Talvez nada disso seja coincidência: no trem que o leva de volta ao subúrbio onde vive e ao momento de notificar a esposa da calamidade profissional, o ex-policial é abordado por uma mulher tagarela (Vera Farmiga, ótima), que promete incentivos financeiros se ele fizer uma coisinha de nada — identificar um(a) passageiro(a) que vai pelo nome de Prynne, e então se apossar de sua bolsa. Michael toma o mesmo trem todos os dias; vai facilmente localizar os rostos estranhos à paisagem, diz a moça.
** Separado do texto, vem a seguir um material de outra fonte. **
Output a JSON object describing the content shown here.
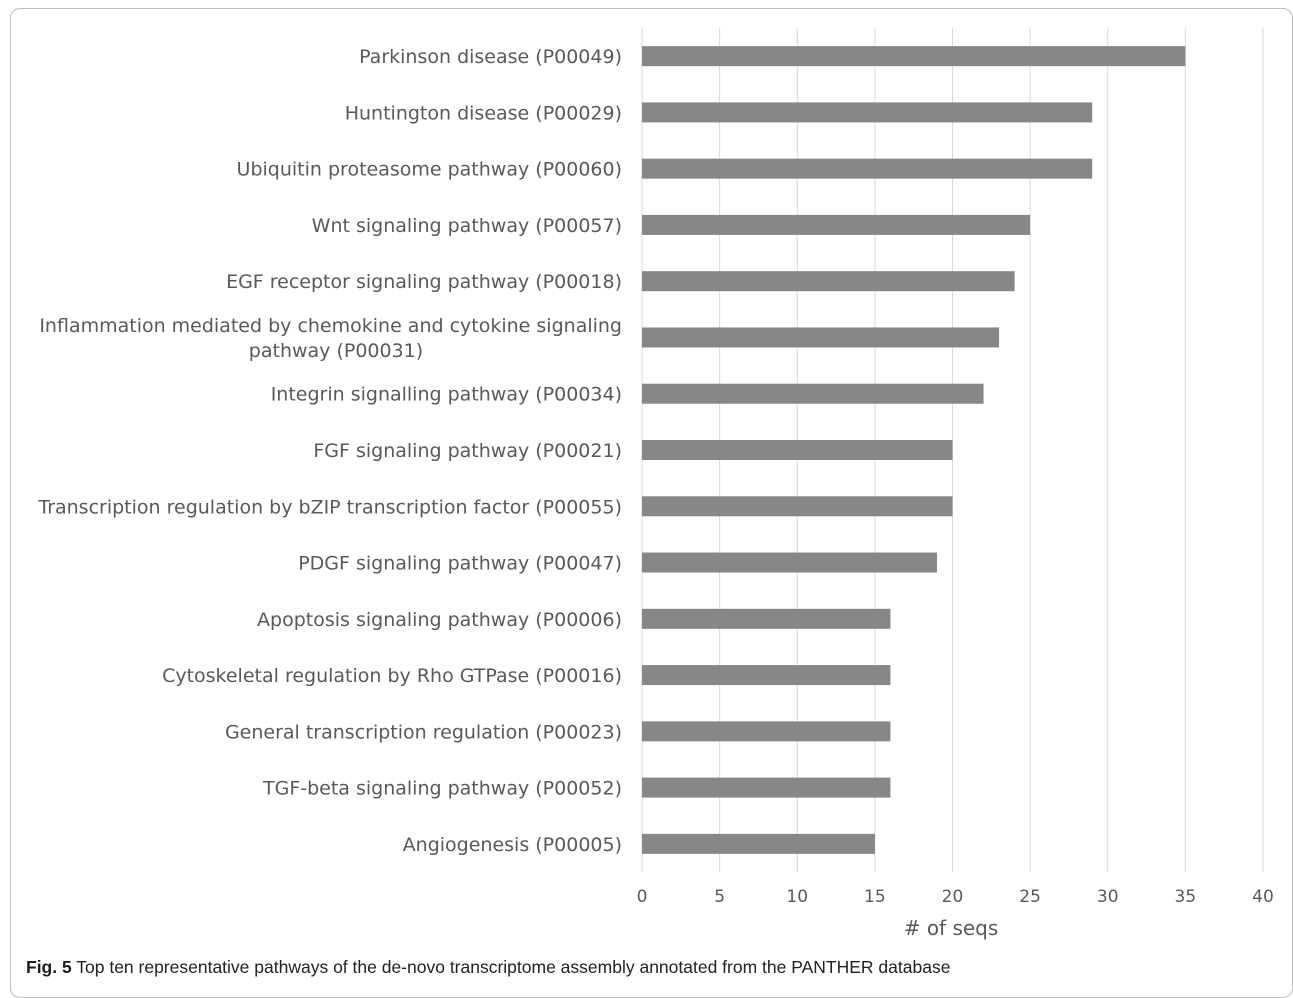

Como O Passageiro (The Commuter, Estados Unidos/Inglaterra/França, 2018), já em cartaz no país, é dirigido pelo catalão Jaume Collet-Serra — que vem contribuindo na última década para reinventar o ator de A Lista de Schindler como herói de ação —, está dada a senha para que Liam Neeson mais uma vez apanhe muito, e bata outro tanto, enquanto protege inocentes, desbarata uma conspiração criminosa e tenta, se possível, sobreviver aos seus atos de heroísmo improvisado.
Se em 15h17 — Trem para Paris Clint Eastwood ambiciona o absoluto realismo, Jaume Collet-Serra pretende o seu exato oposto — o máximo de sensação, com doses generosas de absurdos bem urdidos e visual acrobático. Esta é a quarta colaboração entre Collet-Serra e Neeson (segue-se a Desconhecido, Sem Escalas e Noite sem Fim). É também a quarta vez que a dupla usa a mesma fórmula, e obtém com ela o mesmo resultado: uma deliciosa diversão inconsequente.